Командарм поговорил с командирами, и они, отбрасывая руки от козырьков фуражек, один за другим стали отходить в свои стороны, к броневикам и танкам. Высокие голоса пропели команды. Механики стали торопливо залезать в люки стальных коробок. Заработали моторы всех машин, от головы до хвоста. Колонна, чтобы двинуться, ждала только последнего знака от командарма – взмаха его руки.
Шофер автомобиля – в очках-консервах – тоже запустил мотор, и он зарокотал едва слышно, бархатно, пряча в этом негромком звуке свою мощь. Руки шофера в перчатках с крагами до локтей готовно лежали на широком колесе руля. Кто-то из сидевших в кузове предупредительно открыл дверь, зная, очевидно, как должно сейчас быть: командарм поднимется в автомобиль, подаст нужный знак, шофер тронет с места – и в тот же миг оживет, тронется колонна, все броневики и танки.
И тогда из нашей детской толпы вышел вперед белоголовый, голубоглазый Павлик. Он был меньше всех нас ростом, нам по плечо. Он жил в нашем доме и всегда ввязывался в наши игры, но мы его не брали, потому что он был маленький, слабый, у него были тонкие ножки, и когда он бегал за нами, то часто падал, расшибал коленки и плакал, а его мать выбегала и ругала нас, как будто мы были в чем-то виноваты. И, чтобы нас не ругали понапрасну, мы гнали этого Павлика прочь. Но тогда он плакал еще сильнее, потому что хотел играть вместе со всеми, непременно во всем участвовать, всё знать и видеть, и все равно выбегала его мать и ругала нас за то, что мы его обижаем.

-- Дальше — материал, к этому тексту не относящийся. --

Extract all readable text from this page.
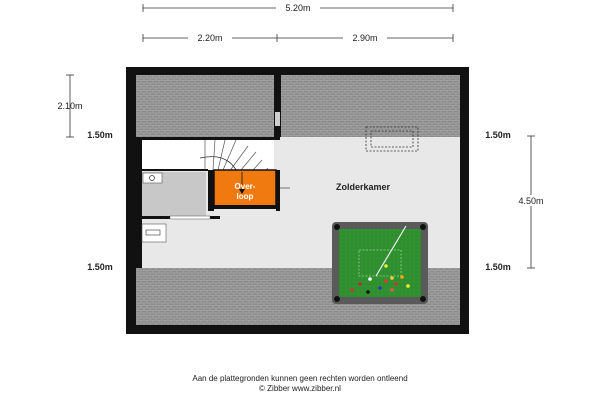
5.20m
2.20m	2.90m
2.10m
4.50m
1.50m
1.50m
1.50m
1.50m
Over-
loop
Zolderkamer
Aan de plattegronden kunnen geen rechten worden ontleend
© Zibber www.zibber.nl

Павлик бесстрашно подошел к самому командарму и, задрав свою белую головенку, о чем-то заговорил. Он что-то просил и показывал рукой на шашку. Командарм наклонился к Павлику, – он не расслышал. Павлик повторил свои слова, еще и еще раз, так, что командарм наконец его услышал и услышали все мы. Павлик просил:
– Дядя, можно потрогать вашу шашку?
Командарм выпрямился, посмотрел на всех нас, на нашу тесную толпу, устремившую на него широко открытые, восторженные глаза. Он только сейчас увидел, сколько детей собралось возле него, обыкновенных уличных пацанов, исцарапанных, расцвеченных синяками и ссадинами в своих играх и драках. Я не знаю, что он подумал. Но только произошло чудо. Он взялся за эфес шашки, легким движением старого кавалериста, который проделывал это тысячи раз, выдернул ее из ножен. Клинок взлетел ввысь, сверкнул на солнце. Взяв шашку обеими руками за клинок, он положил ее в протянутые руки Павлика, которые были не готовы к такой тяжести и не смогли ее сразу удержать, даже приопустились. Напрягшись изо всех силенок, с совершенно счастливой пунцовой физиономией Павлик держал шашку командарма. Из толпы протиснулся еще такой же мальчишка, сказал: «И я хочу!» – с жадным желанием в голосе и глазах и страхом, что ему не будет позволено такое счастье, какое досталось Павлику. Командарм переложил шашку в его ручонки, и мальчишка, сделавшийся таким же пунцовым и таким же счастливым, подержал ее несколько мгновений. Его тут же оттеснил третий мальчишка, а там последовал четвертый, пятый, и к шашке, толкаясь, гурьбой полезли все, сколько нас было. И каждому удалось подержать ее в своих руках несколько быстротечных мгновений, а некоторым – ловким и нахальным – даже два раза.